Stephen Harper avec un chapeau de cowboy.
- COMMENTAIRE - Carnet de campagne
Youhou… y'a quelqu'un!
Il y a quelqu'un qui dort au gaz dans l'entourage de Stephen Harper ou bien il est entouré exclusivement d'anglophones du ROC (Rest of Canada). Les deux premières semaines du mois de septembre au Québec, c'est à Saint-Tite que ça se passe. Oubliez le Festival Juste pour rire, le Festival de Jazz, le 400e de Québec, tout le monde vibre au rythme des cowboys. Alors, si je suis premier ministre du Canada et que je déclenche une élection générale pendant cette période, il y a un conseiller politique qui me tape sur l'épaule en me disant que je dois me réserver quelques heures pour un bain de foule en Mauricie. Et pis si ça adonne - comme c'est le cas présentement - que je suis le député de Calgary, et bien je me dis que je dois absolument assister à un rodéo au Festival Western de St-Tite. Là, je crois que Stephen Harper en doit une à son candidat Stéphane Roof…
One night stand
Y'a des aventures d'un soir qu'on préfère oublier. C'est en tout cas l'image qui me vient lorsque j'ai lu dans le quotidien régional que Lise Landry tapait du pied en attendant la visite des candidats locaux. Le lendemain de ce reportage, un courriel me parvient de Ronald St-Onge Lynch où, sur une photo, il sourit de toutes ses dents en serrant la main de la mairesse de Shawinigan, elle aussi visiblement tout aussi enjouée. La photo n'est pas truquée et elle a été prise le 24 juillet à l'Hôtel de Ville. En cas de procès, on pourra toujours envoyer un subpoena à Bob Rae. L'ancien premier ministre de l'Ontario et député libéral était présent lors de la rencontre.
C'était bien mieux avant…
Toujours avec la mairesse, Lise Landry confiait dans le même article s'ennuyer de Jean Chrétien. Elle n'est pas la seule, les journalistes de la Mauricie aussi. Ce n'est pas qu'on n'aime pas les Laforest, Roof et St-Onge Lynch mais il y a une différence à couvrir la politique dans le comté du premier ministre du Canada – même s'il n'y venait que deux ou trois fois en cinq semaines - et faire le même travail dans l'une des 75 circonscriptions fédérales au Québec. Entre 1993 et 2003, les représentants de la presse nationale visitaient régulièrement Shawinigan pour prendre le pouls du comté.

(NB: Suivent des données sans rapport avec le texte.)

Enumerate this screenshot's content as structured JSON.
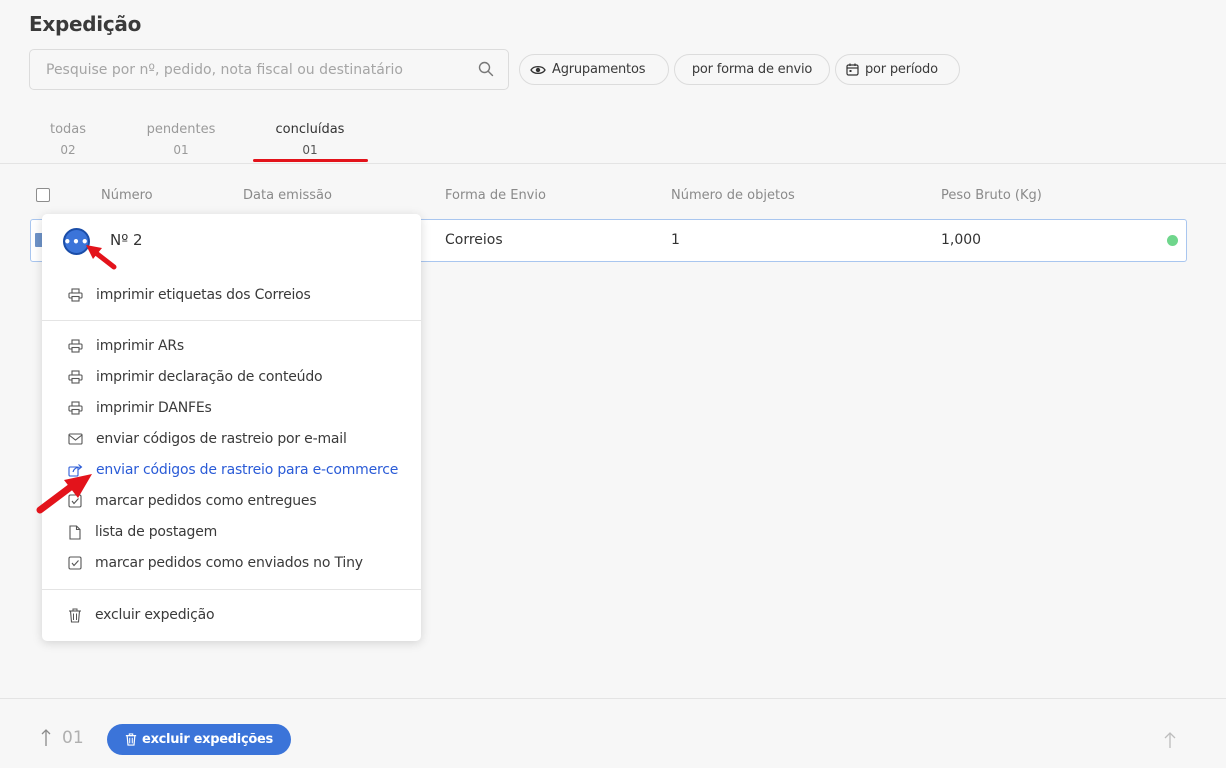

Cinq ans plus tard, les rares qui s'y aventurent le font pour illustrer la désorganisation des libéraux depuis le départ de Chrétien. C'était le cas de Paul Larocque, de TVA, qui a accompagné Ronald St-Onge Lynch une bonne partie de la journée mardi dernier. Terminée la belle époque où un journaliste du Asahi Shimbun – un quotidien japonais tiré à huit millions d'exemplaires, le deuxième journal le plus lu dans le monde – était venu interroger les journalistes à L'Hebdo du St-Maurice lors de la campagne référendaire de 1995.
Au fait, y'a-t-il quelqu'un qui a dit à Stéphane Roof que l'élection est amorcée. Au rythme où il fait les apparitions publiques jusqu'ici, il est en voie de surpasser Jean Chrétien en terme de nombre de présence dans une campagne…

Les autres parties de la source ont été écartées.